Merwin’s “One of the Butterflies”

Considering what I had to say about Merwin’s poetry yesterday, it seemed ironic that

Butterfly

ONE OF THE BUTTERFLIES

The trouble with pleasure is the timing
it can overtake me without warning
and be gone before I know it is here
it can stand facing me unrecognized
while I am remembering somewhere else
in another age or someone not seen
for years and never to be seen again
in this world and it seems that I cherish
only now a joy I was not aware of
when it was here although it remains
out of reach and will not be caught or named
or called back and if I could make it stay
as I want to it would turn into pain.

is one of my favorite poems in the second half of The Shadow of Sirius. For me, at least, the lines “it can stand facing me unrecognized/ while I am remembering somewhere else” explains why you focus on the present moment rather than getting caught up in the past or worrying about the future.

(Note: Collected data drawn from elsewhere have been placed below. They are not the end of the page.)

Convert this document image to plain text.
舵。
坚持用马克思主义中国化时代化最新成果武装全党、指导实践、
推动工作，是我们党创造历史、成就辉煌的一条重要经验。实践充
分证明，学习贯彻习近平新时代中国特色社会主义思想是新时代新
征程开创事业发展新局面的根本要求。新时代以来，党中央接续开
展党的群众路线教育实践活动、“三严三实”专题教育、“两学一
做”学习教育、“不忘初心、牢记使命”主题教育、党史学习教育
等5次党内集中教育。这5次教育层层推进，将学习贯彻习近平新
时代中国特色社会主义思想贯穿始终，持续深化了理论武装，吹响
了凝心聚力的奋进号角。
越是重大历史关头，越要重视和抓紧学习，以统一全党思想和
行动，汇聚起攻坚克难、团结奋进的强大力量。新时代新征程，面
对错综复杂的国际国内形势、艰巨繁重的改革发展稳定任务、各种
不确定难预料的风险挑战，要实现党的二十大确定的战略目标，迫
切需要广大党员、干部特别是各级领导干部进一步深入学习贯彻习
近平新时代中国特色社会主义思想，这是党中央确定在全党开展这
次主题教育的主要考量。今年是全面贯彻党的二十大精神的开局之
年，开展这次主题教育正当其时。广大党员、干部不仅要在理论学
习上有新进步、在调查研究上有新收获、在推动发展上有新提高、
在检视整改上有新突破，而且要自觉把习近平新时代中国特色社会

I’m not a great fan of carpe diem poems and certainly don’t believe in sacrificing the future for immediate gratification, but worrying too much about the future or the past destroys any real chance for joy. Of course, it’s easier to know that then it is to actually live it.

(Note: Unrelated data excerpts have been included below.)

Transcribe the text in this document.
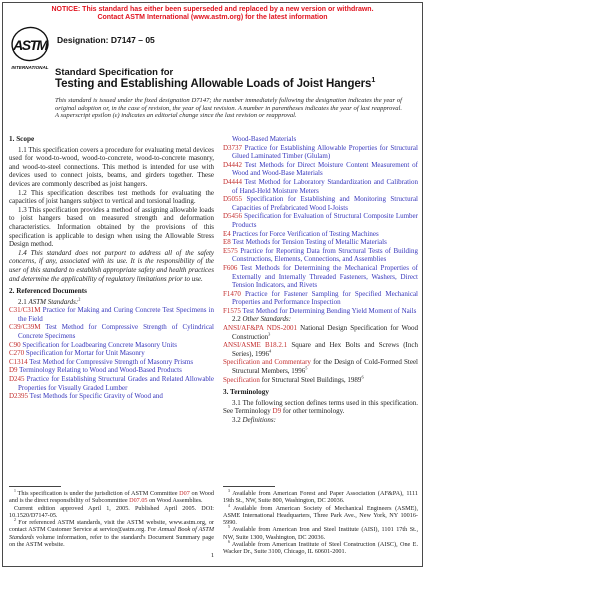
NOTICE: This standard has either been superseded and replaced by a new version or withdrawn.
Contact ASTM International (www.astm.org) for the latest information
ASTM
INTERNATIONAL
Designation: D7147 – 05

Standard Specification for

Testing and Establishing Allowable Loads of Joist Hangers$^1$

This standard is issued under the fixed designation D7147; the number immediately following the designation indicates the year of original adoption or, in the case of revision, the year of last revision. A number in parentheses indicates the year of last reapproval. A superscript epsilon (ε) indicates an editorial change since the last revision or reapproval.

1. Scope

1.1 This specification covers a procedure for evaluating metal devices used for wood-to-wood, wood-to-concrete, wood-to-concrete masonry, and wood-to-steel connections. This method is intended for use with devices used to connect joists, beams, and girders together. These devices are commonly described as joist hangers.

1.2 This specification describes test methods for evaluating the capacities of joist hangers subject to vertical and torsional loading.

1.3 This specification provides a method of assigning allowable loads to joist hangers based on measured strength and deformation characteristics. Information obtained by the provisions of this specification is applicable to design when using the Allowable Stress Design method.

1.4 This standard does not purport to address all of the safety concerns, if any, associated with its use. It is the responsibility of the user of this standard to establish appropriate safety and health practices and determine the applicability of regulatory limitations prior to use.

2. Referenced Documents

2.1 ASTM Standards:$^2$

C31/C31M Practice for Making and Curing Concrete Test Specimens in the Field

C39/C39M Test Method for Compressive Strength of Cylindrical Concrete Specimens

C90 Specification for Loadbearing Concrete Masonry Units

C270 Specification for Mortar for Unit Masonry

C1314 Test Method for Compressive Strength of Masonry Prisms

D9 Terminology Relating to Wood and Wood-Based Products

D245 Practice for Establishing Structural Grades and Related Allowable Properties for Visually Graded Lumber

D2395 Test Methods for Specific Gravity of Wood and

Wood-Based Materials

D3737 Practice for Establishing Allowable Properties for Structural Glued Laminated Timber (Glulam)

D4442 Test Methods for Direct Moisture Content Measurement of Wood and Wood-Base Materials

D4444 Test Method for Laboratory Standardization and Calibration of Hand-Held Moisture Meters

D5055 Specification for Establishing and Monitoring Structural Capacities of Prefabricated Wood I-Joists

D5456 Specification for Evaluation of Structural Composite Lumber Products

E4 Practices for Force Verification of Testing Machines

E8 Test Methods for Tension Testing of Metallic Materials

E575 Practice for Reporting Data from Structural Tests of Building Constructions, Elements, Connections, and Assemblies

F606 Test Methods for Determining the Mechanical Properties of Externally and Internally Threaded Fasteners, Washers, Direct Tension Indicators, and Rivets

F1470 Practice for Fastener Sampling for Specified Mechanical Properties and Performance Inspection

F1575 Test Method for Determining Bending Yield Moment of Nails

2.2 Other Standards:

ANSI/AF&PA NDS-2001 National Design Specification for Wood Construction$^3$

ANSI/ASME B18.2.1 Square and Hex Bolts and Screws (Inch Series), 1996$^4$

Specification and Commentary for the Design of Cold-Formed Steel Structural Members, 1996$^5$

Specification for Structural Steel Buildings, 1989$^6$

3. Terminology

3.1 The following section defines terms used in this specification. See Terminology D9 for other terminology.

3.2 Definitions:

$^1$ This specification is under the jurisdiction of ASTM Committee D07 on Wood and is the direct responsibility of Subcommittee D07.05 on Wood Assemblies.

Current edition approved April 1, 2005. Published April 2005. DOI: 10.1520/D7147-05.

$^2$ For referenced ASTM standards, visit the ASTM website, www.astm.org, or contact ASTM Customer Service at service@astm.org. For Annual Book of ASTM Standards volume information, refer to the standard's Document Summary page on the ASTM website.

$^3$ Available from American Forest and Paper Association (AF&PA), 1111 19th St., NW, Suite 800, Washington, DC 20036.

$^4$ Available from American Society of Mechanical Engineers (ASME), ASME International Headquarters, Three Park Ave., New York, NY 10016-5990.

$^5$ Available from American Iron and Steel Institute (AISI), 1101 17th St., NW, Suite 1300, Washington, DC 20036.

$^6$ Available from American Institute of Steel Construction (AISC), One E. Wacker Dr., Suite 3100, Chicago, IL 60601-2001.

1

I doubt you can go through life without missing what should have been moments of joy, and like most people I, too, have tried to hang onto a “good thing” too long, only to find it destroyed in the process. But for me, the biggest mistake of all is mourning those things, which simply compounds the misery instead of doing those things that make us happy.

4 thoughts on “Merwin’s “One of the Butterflies””

  1. right on loren. i’m right here right now. can’t do much about the past. i can be available to the future becoming the present. i carry very few regrets. i hold very expectations. it’s all good. steven

  2. Someone once said, Loren –

    Spend your money as though you are going to live for ever, but
    Live each day as if it is your last.

    There is some truth in this I think.